Quando entrasse, porém, nessas cidades, os olhos dos cidadãos zelosos o
reconheceriam como o inimigo das
instituições, destruidor de leis e, por conseqüência de qualidades
devastadoras e para vitória dos juízes atenienses, o corruptor de jovens e levianos. Em demanda ainda de um lugar
para fundear, decidisse quiçá por uma cidade sem as tais boas leis, nem bons homens, nem bons
costumes. Quem sabe se o filósofo pudesse, enfim, confirmar na prática, a idéia
de que o povo é regido pelo acaso,
e sendo incapaz de praticar os maiores
males, também o é para os
maiores benefícios? Estando a imaginação a correr solta, tomemos a
seqüência do inventor da maiêutica
tentando entrar em contato com os habitantes de uma terra de ninguém e a
discorrer sobre “o supremo valor que têm para a Humanidade a virtude, a
justiça, assim como a legalidade e as leis” (Platão, op. cit.). Claro que imaginação prezada é imaginação não
represada, portanto, caracterizemos o povo tal como os bárbaros da Trácia... pobre Sócrates!
À
parte a fantasia, a trajetória inventada por Sócrates leva a conclusões muito
sólidas, sustentadas por sua vida de coerência e retidão. Assim, mostra que a
fuga nessas circunstâncias desenha-se ao modo de caricatura, isto é, torna
horrorosa a imagem dele mesmo e a de seus amigos, e também a de sua pátria, uma
vez que, assim procedendo, foge aos compromissos firmados desde que
convencionara submeter-se às Leis. Essa atitude acarreta a retaliação também
por parte das Leis do Hades, pois são irmãs das de Atenas e zelam por elas. Eis
porque o filósofo prefere não colocar a sua existência acima da existência da
justiça, pois diante do grande Tribunal do Hades quer se pôr e permanecer
justo, sem necessitar de dar explicações ao injustificável. Desse modo, o final
dessa história é feliz.
Para
finalizar, deixemos só notado que o bom humor de Sócrates nos últimos dias
de sua vida é surpreendente e, após um possível trabalho de pesquisa de aprofundamento,
talvez tenhamos condições de criar, a partir de Critão, uma comédia leve e
apologética.

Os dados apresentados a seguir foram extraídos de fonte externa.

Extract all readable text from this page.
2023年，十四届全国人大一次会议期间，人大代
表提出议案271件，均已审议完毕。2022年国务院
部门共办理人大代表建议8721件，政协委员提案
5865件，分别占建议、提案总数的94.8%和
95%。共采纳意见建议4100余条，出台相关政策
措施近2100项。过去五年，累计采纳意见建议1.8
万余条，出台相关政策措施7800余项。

Com a abertura das cortinas,
o protagonista dormindo em sua cela, tendo ao lado seu Daimon também em sono
profundo, surge a mulher formosa sob a luz de pino, anunciando a chegada do
navio de Delos... Esperemos que essa obra menor tenha a aprovação do
grande empreendedor da ironia.
* Acadêmico do Curso de Filosofia (UEM)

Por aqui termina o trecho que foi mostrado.